In this brief passage we get some interesting insight into the humanity of these two New Testament giants. I think that in passages like this, it is best to take the text at face value, resisting the temptation to fill in the gaps with speculation and opinions that the text itself doesn’t quite provide. In that spirit, here’s what we actually know about the incident: Paul had an idea that he and Barnabas ought to retrace their first journey’s steps and see how the churches were doing that they had established. Barnabas thought they should take Mark along on the trip and Paul did not because he hadn’t completed the first one; they couldn’t agree on this, so they didn’t go on the trip Paul suggested. In the aftermath of this, Barnabas and Mark went to Cyprus, and Paul took Silas through Syria and beyond. At this point, Luke hasn’t told us where Barnabas and Mark went after Cyprus or where Paul and Silas went after Cilicia.

Here’s what Luke did not tell us: He did not tell us that there was a personal break between the two men, there is no mention of drama, just that they had a sharp disagreement, which doesn’t necessarily mean they fell out. You also might have noticed that neither of the men got mad and left the church or spread division and gossip about the other; they just didn’t decide to go on the trip Paul suggested. Unless Luke provides details later, or Paul does in one of his letters, that’s the story.

Do you see, dear reader what I’m doing here?

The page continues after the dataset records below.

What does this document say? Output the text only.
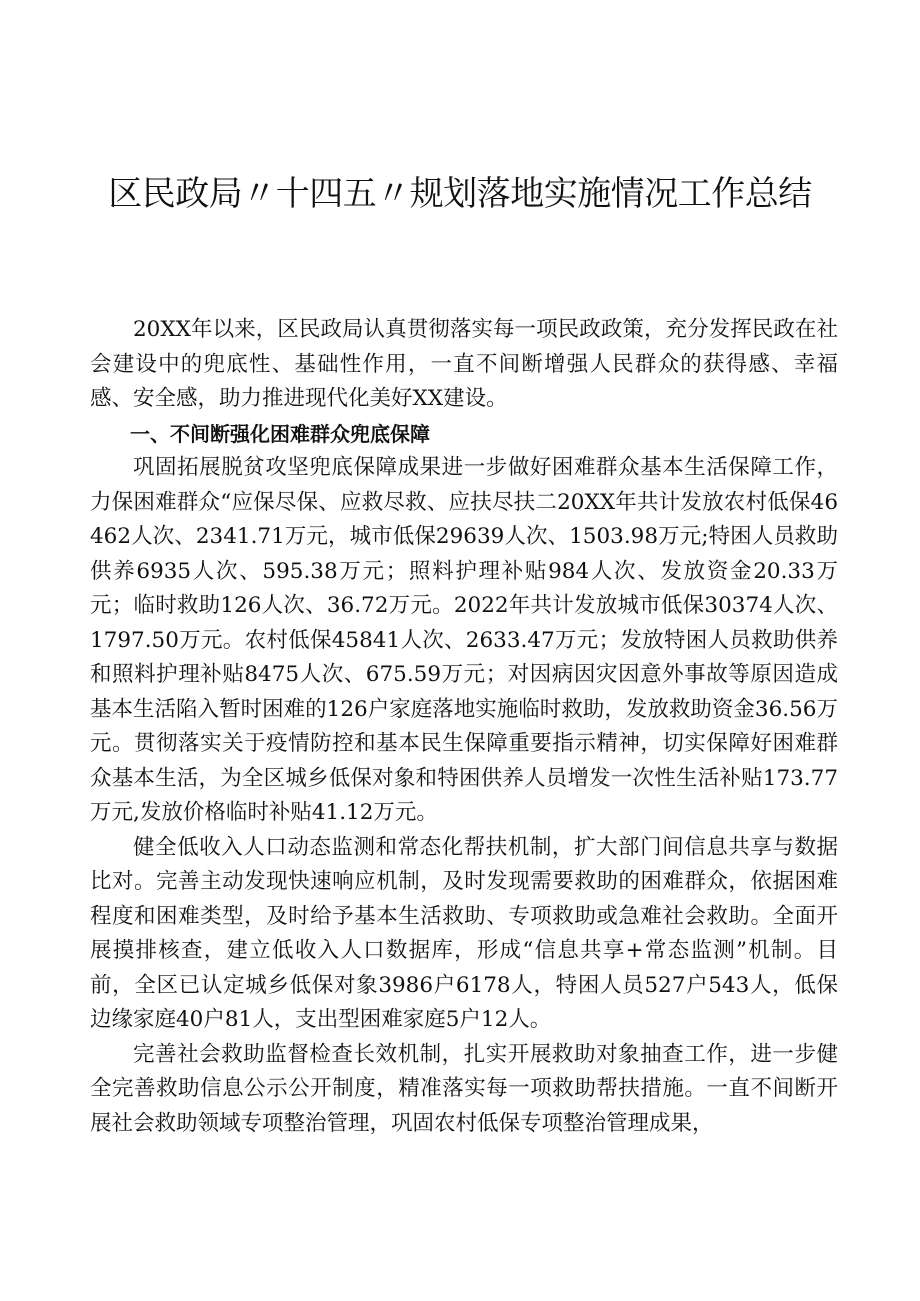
区民政局〃十四五〃规划落地实施情况工作总结

20XX年以来，区民政局认真贯彻落实每一项民政政策，充分发挥民政在社会建设中的兜底性、基础性作用，一直不间断增强人民群众的获得感、幸福感、安全感，助力推进现代化美好XX建设。

一、不间断强化困难群众兜底保障

巩固拓展脱贫攻坚兜底保障成果进一步做好困难群众基本生活保障工作，力保困难群众“应保尽保、应救尽救、应扶尽扶二20XX年共计发放农村低保46462人次、2341.71万元，城市低保29639人次、1503.98万元;特困人员救助供养6935人次、595.38万元；照料护理补贴984人次、发放资金20.33万元；临时救助126人次、36.72万元。2022年共计发放城市低保30374人次、1797.50万元。农村低保45841人次、2633.47万元；发放特困人员救助供养和照料护理补贴8475人次、675.59万元；对因病因灾因意外事故等原因造成基本生活陷入暂时困难的126户家庭落地实施临时救助，发放救助资金36.56万元。贯彻落实关于疫情防控和基本民生保障重要指示精神，切实保障好困难群众基本生活，为全区城乡低保对象和特困供养人员增发一次性生活补贴173.77万元,发放价格临时补贴41.12万元。

健全低收入人口动态监测和常态化帮扶机制，扩大部门间信息共享与数据比对。完善主动发现快速响应机制，及时发现需要救助的困难群众，依据困难程度和困难类型，及时给予基本生活救助、专项救助或急难社会救助。全面开展摸排核查，建立低收入人口数据库，形成“信息共享+常态监测”机制。目前，全区已认定城乡低保对象3986户6178人，特困人员527户543人，低保边缘家庭40户81人，支出型困难家庭5户12人。

完善社会救助监督检查长效机制，扎实开展救助对象抽查工作，进一步健全完善救助信息公示公开制度，精准落实每一项救助帮扶措施。一直不间断开展社会救助领域专项整治管理，巩固农村低保专项整治管理成果，
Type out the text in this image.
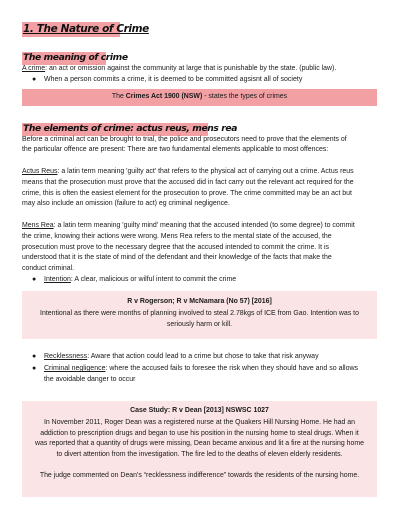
1. The Nature of Crime
The meaning of crime

A crime: an act or omission against the community at large that is punishable by the state. (public law).

● When a person commits a crime, it is deemed to be committed agsisnt all of society

The Crimes Act 1900 (NSW) - states the types of crimes

The elements of crime: actus reus, mens rea

Before a criminal act can be brought to trial, the police and prosecutors need to prove that the elements of

the particular offence are present: There are two fundamental elements applicable to most offences:

Actus Reus: a latin term meaning 'guilty act' that refers to the physical act of carrying out a crime. Actus reus

means that the prosecution must prove that the accused did in fact carry out the relevant act required for the

crime, this is often the easiest element for the prosecution to prove. The crime committed may be an act but

may also include an omission (failure to act) eg criminal negligence.

Mens Rea: a latin term meaning 'guilty mind' meaning that the accused intended (to some degree) to commit

the crime, knowing their actions were wrong. Mens Rea refers to the mental state of the accused, the

prosecution must prove to the necessary degree that the accused intended to commit the crime. It is

understood that it is the state of mind of the defendant and their knowledge of the facts that make the

conduct criminal.

● Intention: A clear, malicious or wilful intent to commit the crime

R v Rogerson; R v McNamara (No 57) [2016]

Intentional as there were months of planning involved to steal 2.78kgs of ICE from Gao. Intention was to

seriously harm or kill.

● Recklessness: Aware that action could lead to a crime but chose to take that risk anyway
● Criminal negligence: where the accused fails to foresee the risk when they should have and so allows

the avoidable danger to occur

Case Study: R v Dean [2013] NSWSC 1027

In November 2011, Roger Dean was a registered nurse at the Quakers Hill Nursing Home. He had an

addiction to prescription drugs and began to use his position in the nursing home to steal drugs. When it

was reported that a quantity of drugs were missing, Dean became anxious and lit a fire at the nursing home

to divert attention from the investigation. The fire led to the deaths of eleven elderly residents.

The judge commented on Dean's “recklessness indifference” towards the residents of the nursing home.
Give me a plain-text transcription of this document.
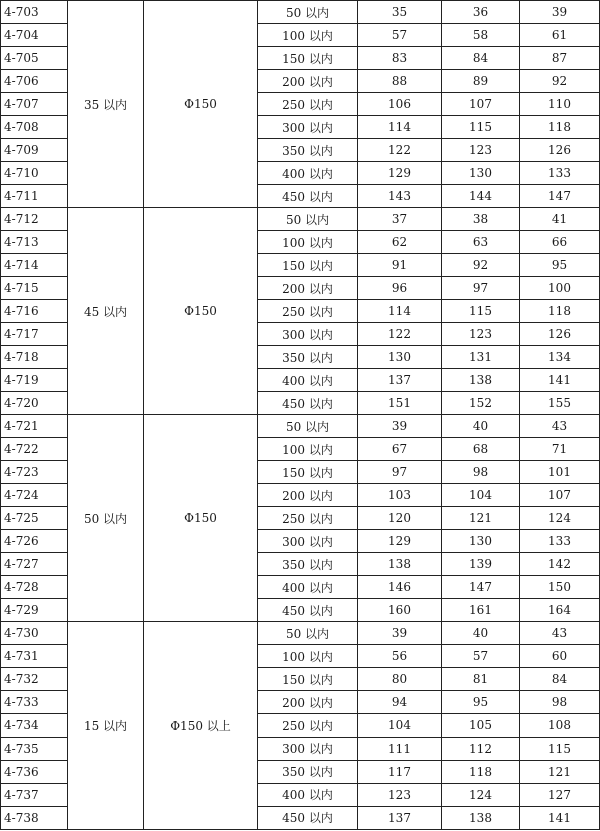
4-703	35 以内	Φ150	50 以内	35	36	39
4-704			100 以内	57	58	61
4-705			150 以内	83	84	87
4-706			200 以内	88	89	92
4-707			250 以内	106	107	110
4-708			300 以内	114	115	118
4-709			350 以内	122	123	126
4-710			400 以内	129	130	133
4-711			450 以内	143	144	147
4-712	45 以内	Φ150	50 以内	37	38	41
4-713			100 以内	62	63	66
4-714			150 以内	91	92	95
4-715			200 以内	96	97	100
4-716			250 以内	114	115	118
4-717			300 以内	122	123	126
4-718			350 以内	130	131	134
4-719			400 以内	137	138	141
4-720			450 以内	151	152	155
4-721	50 以内	Φ150	50 以内	39	40	43
4-722			100 以内	67	68	71
4-723			150 以内	97	98	101
4-724			200 以内	103	104	107
4-725			250 以内	120	121	124
4-726			300 以内	129	130	133
4-727			350 以内	138	139	142
4-728			400 以内	146	147	150
4-729			450 以内	160	161	164
4-730	15 以内	Φ150 以上	50 以内	39	40	43
4-731			100 以内	56	57	60
4-732			150 以内	80	81	84
4-733			200 以内	94	95	98
4-734			250 以内	104	105	108
4-735			300 以内	111	112	115
4-736			350 以内	117	118	121
4-737			400 以内	123	124	127
4-738			450 以内	137	138	141
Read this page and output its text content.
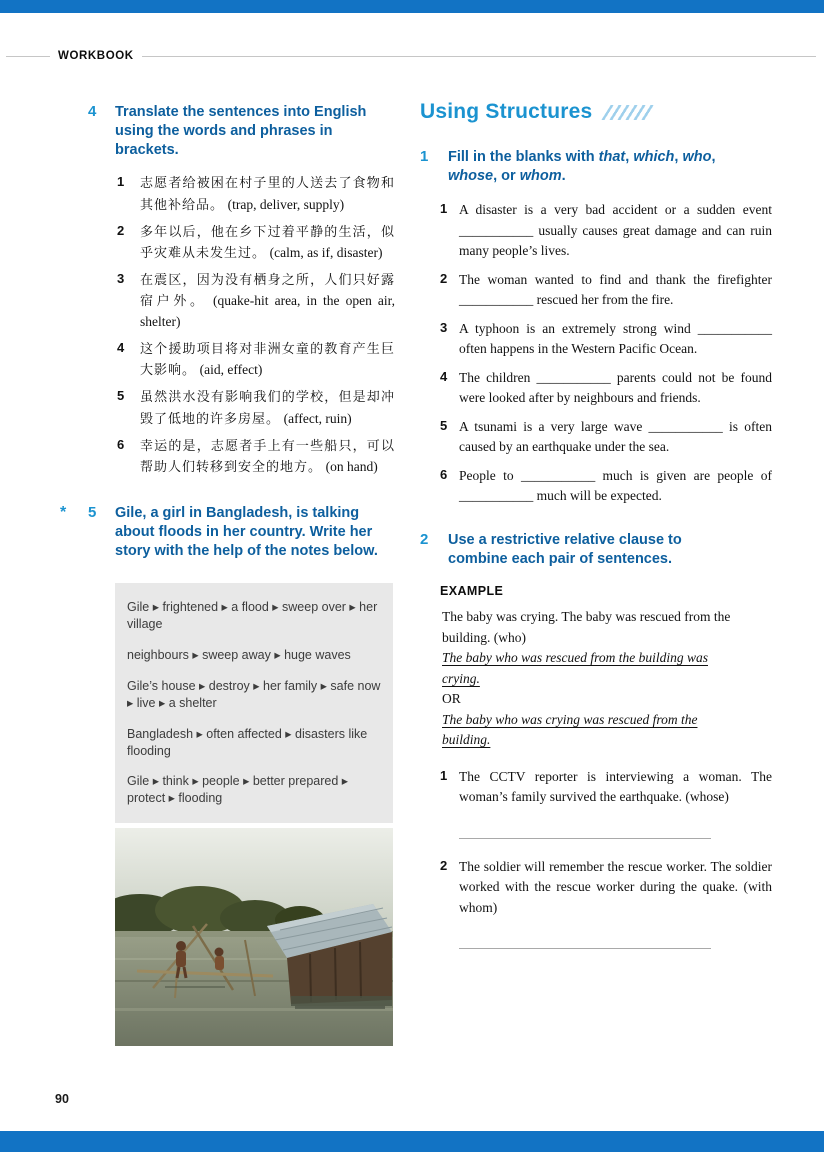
WORKBOOK
4	Translate the sentences into English using the words and phrases in brackets.
1	志愿者给被困在村子里的人送去了食物和其他补给品。 (trap, deliver, supply)
2	多年以后，他在乡下过着平静的生活，似乎灾难从未发生过。 (calm, as if, disaster)
3	在震区，因为没有栖身之所，人们只好露宿户外。 (quake-hit area, in the open air, shelter)
4	这个援助项目将对非洲女童的教育产生巨大影响。 (aid, effect)
5	虽然洪水没有影响我们的学校，但是却冲毁了低地的许多房屋。 (affect, ruin)
6	幸运的是，志愿者手上有一些船只，可以帮助人们转移到安全的地方。 (on hand)
* 5	Gile, a girl in Bangladesh, is talking about floods in her country. Write her story with the help of the notes below.
Gile ▸ frightened ▸ a flood ▸ sweep over ▸ her village
neighbours ▸ sweep away ▸ huge waves
Gile’s house ▸ destroy ▸ her family ▸ safe now ▸ live ▸ a shelter
Bangladesh ▸ often affected ▸ disasters like flooding
Gile ▸ think ▸ people ▸ better prepared ▸ protect ▸ flooding
Using Structures
1	Fill in the blanks with that, which, who, whose, or whom.
1 A disaster is a very bad accident or a sudden event ___________ usually causes great damage and can ruin many people’s lives.
2 The woman wanted to find and thank the firefighter ___________ rescued her from the fire.
3 A typhoon is an extremely strong wind ___________ often happens in the Western Pacific Ocean.
4 The children ___________ parents could not be found were looked after by neighbours and friends.
5 A tsunami is a very large wave ___________ is often caused by an earthquake under the sea.
6 People to ___________ much is given are people of ___________ much will be expected.
2	Use a restrictive relative clause to combine each pair of sentences.
EXAMPLE
The baby was crying. The baby was rescued from the building. (who)
The baby who was rescued from the building was crying.
OR
The baby who was crying was rescued from the building.
1 The CCTV reporter is interviewing a woman. The woman’s family survived the earthquake. (whose)
2 The soldier will remember the rescue worker. The soldier worked with the rescue worker during the quake. (with whom)
90
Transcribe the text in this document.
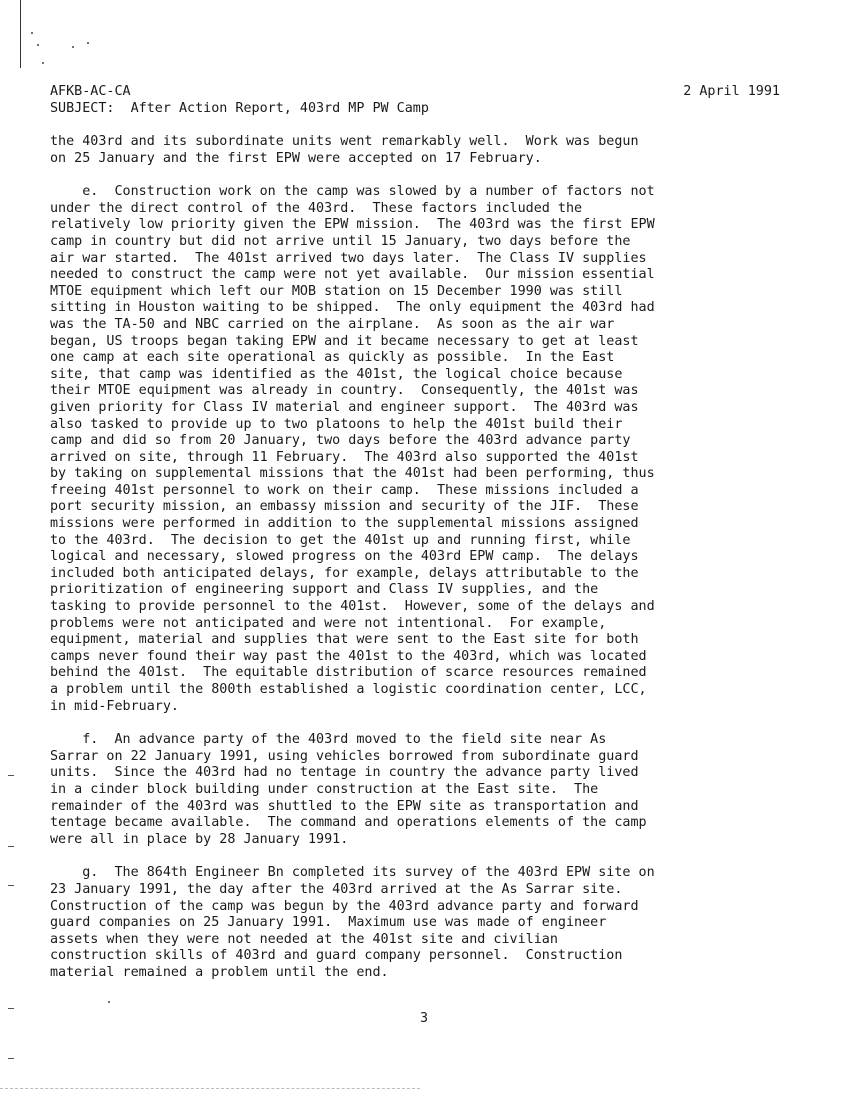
AFKB-AC-CA

	2 April 1991

SUBJECT:  After Action Report, 403rd MP PW Camp

the 403rd and its subordinate units went remarkably well.  Work was begun
on 25 January and the first EPW were accepted on 17 February.
e.  Construction work on the camp was slowed by a number of factors not
under the direct control of the 403rd.  These factors included the
relatively low priority given the EPW mission.  The 403rd was the first EPW
camp in country but did not arrive until 15 January, two days before the
air war started.  The 401st arrived two days later.  The Class IV supplies
needed to construct the camp were not yet available.  Our mission essential
MTOE equipment which left our MOB station on 15 December 1990 was still
sitting in Houston waiting to be shipped.  The only equipment the 403rd had
was the TA-50 and NBC carried on the airplane.  As soon as the air war
began, US troops began taking EPW and it became necessary to get at least
one camp at each site operational as quickly as possible.  In the East
site, that camp was identified as the 401st, the logical choice because
their MTOE equipment was already in country.  Consequently, the 401st was
given priority for Class IV material and engineer support.  The 403rd was
also tasked to provide up to two platoons to help the 401st build their
camp and did so from 20 January, two days before the 403rd advance party
arrived on site, through 11 February.  The 403rd also supported the 401st
by taking on supplemental missions that the 401st had been performing, thus
freeing 401st personnel to work on their camp.  These missions included a
port security mission, an embassy mission and security of the JIF.  These
missions were performed in addition to the supplemental missions assigned
to the 403rd.  The decision to get the 401st up and running first, while
logical and necessary, slowed progress on the 403rd EPW camp.  The delays
included both anticipated delays, for example, delays attributable to the
prioritization of engineering support and Class IV supplies, and the
tasking to provide personnel to the 401st.  However, some of the delays and
problems were not anticipated and were not intentional.  For example,
equipment, material and supplies that were sent to the East site for both
camps never found their way past the 401st to the 403rd, which was located
behind the 401st.  The equitable distribution of scarce resources remained
a problem until the 800th established a logistic coordination center, LCC,
in mid-February.
f.  An advance party of the 403rd moved to the field site near As
Sarrar on 22 January 1991, using vehicles borrowed from subordinate guard
units.  Since the 403rd had no tentage in country the advance party lived
in a cinder block building under construction at the East site.  The
remainder of the 403rd was shuttled to the EPW site as transportation and
tentage became available.  The command and operations elements of the camp
were all in place by 28 January 1991.
g.  The 864th Engineer Bn completed its survey of the 403rd EPW site on
23 January 1991, the day after the 403rd arrived at the As Sarrar site.
Construction of the camp was begun by the 403rd advance party and forward
guard companies on 25 January 1991.  Maximum use was made of engineer
assets when they were not needed at the 401st site and civilian
construction skills of 403rd and guard company personnel.  Construction
material remained a problem until the end.
3
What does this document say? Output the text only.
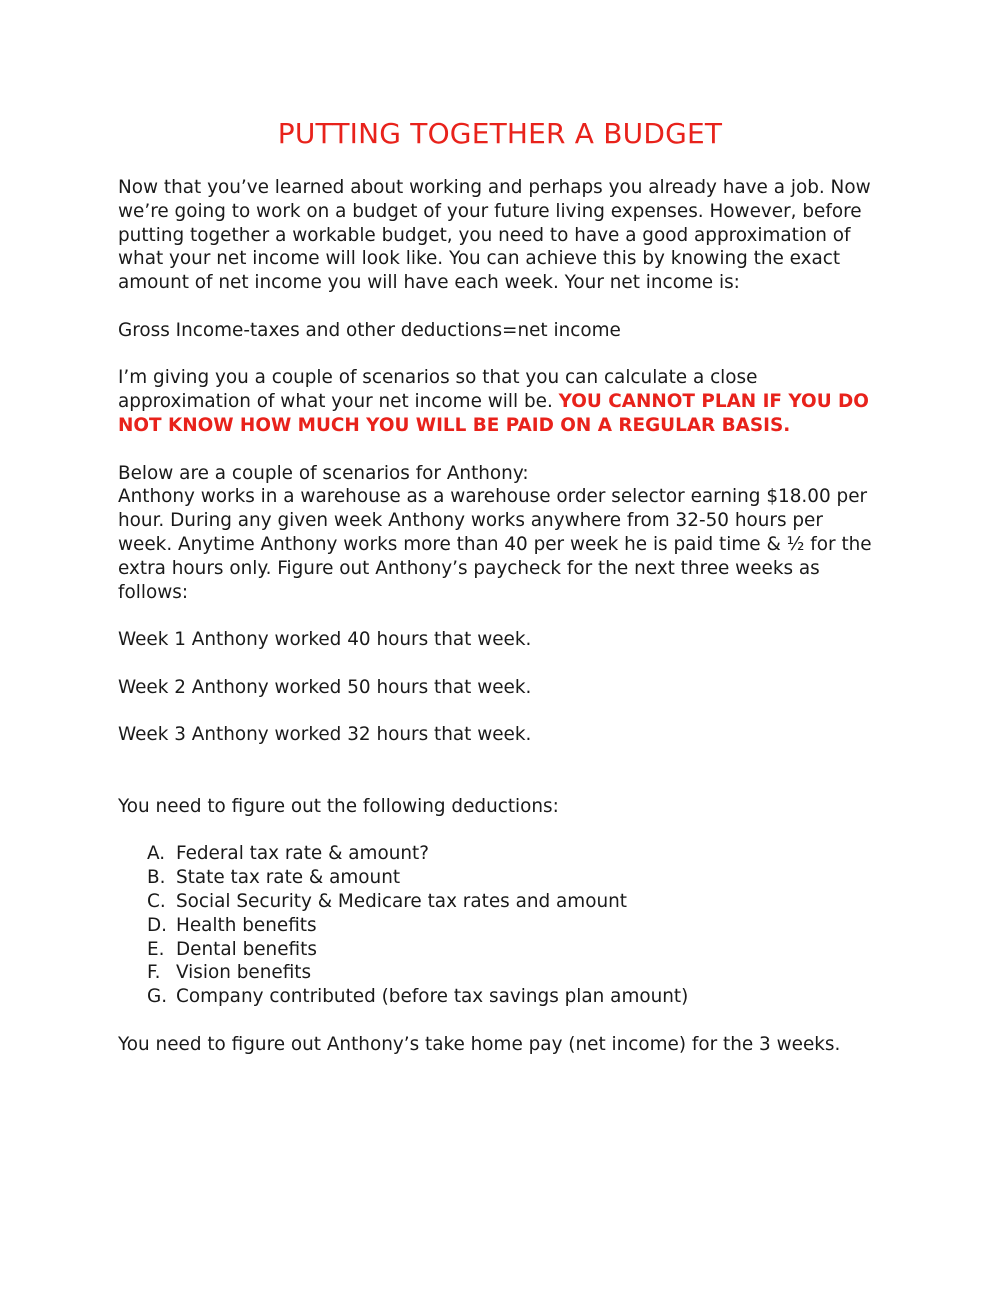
PUTTING TOGETHER A BUDGET

Now that you’ve learned about working and perhaps you already have a job. Now we’re going to work on a budget of your future living expenses. However, before putting together a workable budget, you need to have a good approximation of what your net income will look like. You can achieve this by knowing the exact amount of net income you will have each week. Your net income is:

Gross Income-taxes and other deductions=net income

I’m giving you a couple of scenarios so that you can calculate a close approximation of what your net income will be. YOU CANNOT PLAN IF YOU DO NOT KNOW HOW MUCH YOU WILL BE PAID ON A REGULAR BASIS.

Below are a couple of scenarios for Anthony:

Anthony works in a warehouse as a warehouse order selector earning $18.00 per hour. During any given week Anthony works anywhere from 32-50 hours per week. Anytime Anthony works more than 40 per week he is paid time & ½ for the extra hours only. Figure out Anthony’s paycheck for the next three weeks as follows:

Week 1 Anthony worked 40 hours that week.

Week 2 Anthony worked 50 hours that week.

Week 3 Anthony worked 32 hours that week.

You need to figure out the following deductions:

A. Federal tax rate & amount?
B. State tax rate & amount
C. Social Security & Medicare tax rates and amount
D. Health benefits
E. Dental benefits
F. Vision benefits
G. Company contributed (before tax savings plan amount)

You need to figure out Anthony’s take home pay (net income) for the 3 weeks.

I’m quite familiar with what many commentators like to do with this story at this point in a study of Acts, filling in details that aren’t in the text. The problem with that is that if we allow ourselves to indulge in such speculation, we tend to miss something really cool: Instead of one missionary trip, there will be two, and thus these two guys, by having a disagreement, just doubled the Gospel’s reach. Have you ever asked yourself why our disagreements result in division and discord, and their disagreement benefitted the Gospel? You see, these early “greats” were still human, and the early church wasn’t perfect or without the humanity of its members, but at least in this instance, the parties involved responded by building the Kingdom twice as fast, instead of just being pissed off and sulking.

Personally, I think there’s a great lesson for us here; don’t you?